17 Méditant ces pensées en moi-même, et réfléchissant en mon cœur que l’immortalité est le fruit de l’union avec la sagesse,

18 qu’il y a dans son amitié une noble jouissance, et dans les œuvres de ses mains des richesses inépuisables, qu’on acquiert la prudence dans un commerce assidu avec elle, et la gloire à prendre part à sa conversation : j’allai de tous côtés, cherchant le moyen de l’avoir avec moi.

19 J’étais un enfant d’un bon naturel, et j’avais reçu en partage une bonne âme ;

20 ou plutôt, étant bon, je vins à un corps sans souillure.

21 Mais, sachant que je ne pourrais obtenir la sagesse si Dieu ne me la donnait, — et c’était déjà de la prudence que de savoir de qui vient ce don, — je m’adressai au Seigneur, et je l’invoquai, et je lui dis du fond de mon cœur :

Enseignement catéchétique

Sens du passage. Sagesse 8 met en lumière aimer la sagesse. Il demande une lecture attentive, capable de tenir ensemble le récit biblique, l’appel spirituel et la conversion concrète. Le chapitre ne doit donc pas être lu comme une simple scène ancienne : il révèle quelque chose de la manière dont Dieu conduit, corrige, console ou forme son peuple.

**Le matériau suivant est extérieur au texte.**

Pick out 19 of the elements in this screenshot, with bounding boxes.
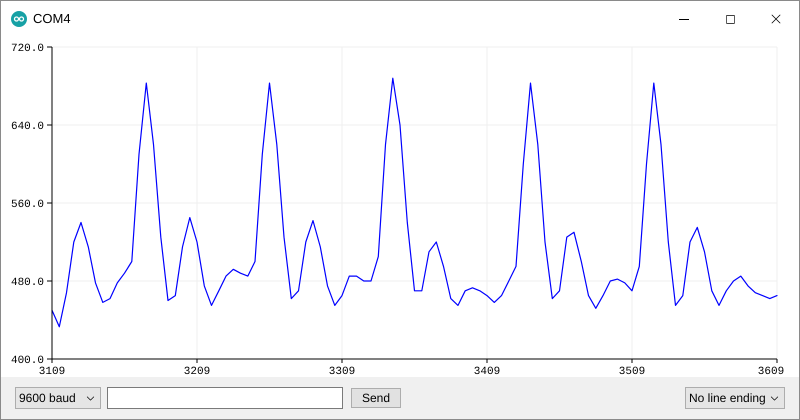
baud-rate-dropdown[interactable]: 9600 baud <box>15 387 101 409</box>
y-tick-label: 560.0 <box>10 199 44 211</box>
minimize-icon <box>679 18 689 20</box>
x-tick-label: 3609 <box>758 366 784 377</box>
y-tick-label: 400.0 <box>10 355 44 367</box>
maximize-icon <box>724 14 736 24</box>
window-title: COM4 <box>33 10 71 28</box>
y-tick-label: 640.0 <box>10 121 44 133</box>
x-tick-label: 3209 <box>184 366 210 377</box>
x-tick-label: 3409 <box>474 366 500 377</box>
message-field[interactable] <box>107 387 343 409</box>
app-logo-icon <box>11 11 27 27</box>
y-tick-label: 480.0 <box>10 277 44 289</box>
x-tick-label: 3309 <box>328 366 356 377</box>
x-tick-label: 3509 <box>618 366 646 377</box>
y-tick-label: 720.0 <box>10 43 44 55</box>
line-ending-dropdown[interactable]: No line ending <box>685 387 785 409</box>
x-tick-label: 3109 <box>38 366 66 377</box>
send-button[interactable]: Send <box>351 388 401 408</box>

Lecture catholique. Dans la foi de l’Église, ce passage s’inscrit dans la justice, l’espérance des justes et la sagesse qui vient de Dieu. Il garde son enracinement dans l’histoire d’Israël, tout en préparant le lecteur à accueillir la plénitude de la Révélation. Lorsqu un lien avec le Christ apparaît, il doit être reçu avec sobriété, sans forcer chaque détail ni effacer le sens premier du texte.

Discernement spirituel. Ce chapitre interroge la liberté du lecteur : que faut-il recevoir, quitter, purifier ou remettre à Dieu ? Il aide à reconnaître les illusions du cœur, les fausses sécurités et les appels discrets à la confiance. La Parole ne se contente pas d’informer ; elle ouvre un chemin de conversion, de prière et de responsabilité.

Pour aujourd’hui. On peut lire ce chapitre en demandant la grâce d’une foi plus droite : écouter avant de juger, prier avant d’agir, servir au lieu de posséder, et laisser Dieu remettre de l’ordre dans ce qui s’est dispersé. Cette lecture devient pastorale lorsqu’elle rejoint la vie réelle : famille, décisions, souffrances, responsabilités, espérance et fidélité quotidienne.

FAQ

Que faut-il retenir de Sagesse 8 ?

Ce passage met en avant aimer la sagesse. Il aide à comprendre comment Dieu parle à son peuple à travers une situation concrète, avec un appel à la confiance, à la conversion ou à une fidélité plus vraie.

Comment lire ce chapitre dans la foi catholique ?

Il faut le lire avec toute l’Écriture et la Tradition de l’Église : respecter son contexte, éviter les interprétations rapides, puis recevoir ce qu’il révèle sur Dieu, sur le cœur humain et sur l’histoire du salut.

Ce chapitre annonce-t-il le Christ ?

Le lien avec le Christ se fait selon la logique de l’accomplissement. Certains détails peuvent préparer l’Évangile, mais la lecture catholique reste prudente : elle ne force pas la typologie et garde le sens propre du texte.

Quel appel spirituel ce passage adresse-t-il aujourd’hui ?

Il invite à examiner ce qui, dans la vie concrète, demande davantage d’humilité, de justice, de confiance ou de prière. La Parole devient féconde lorsqu’elle éclaire une décision, une relation ou une responsabilité réelle.

Comment prier avec Sagesse 8 ?

On peut commencer par relire lentement le passage, repérer une phrase qui touche le cœur, puis demander au Seigneur la grâce correspondante : vérité, patience, courage, pardon, espérance ou fidélité dans l’épreuve.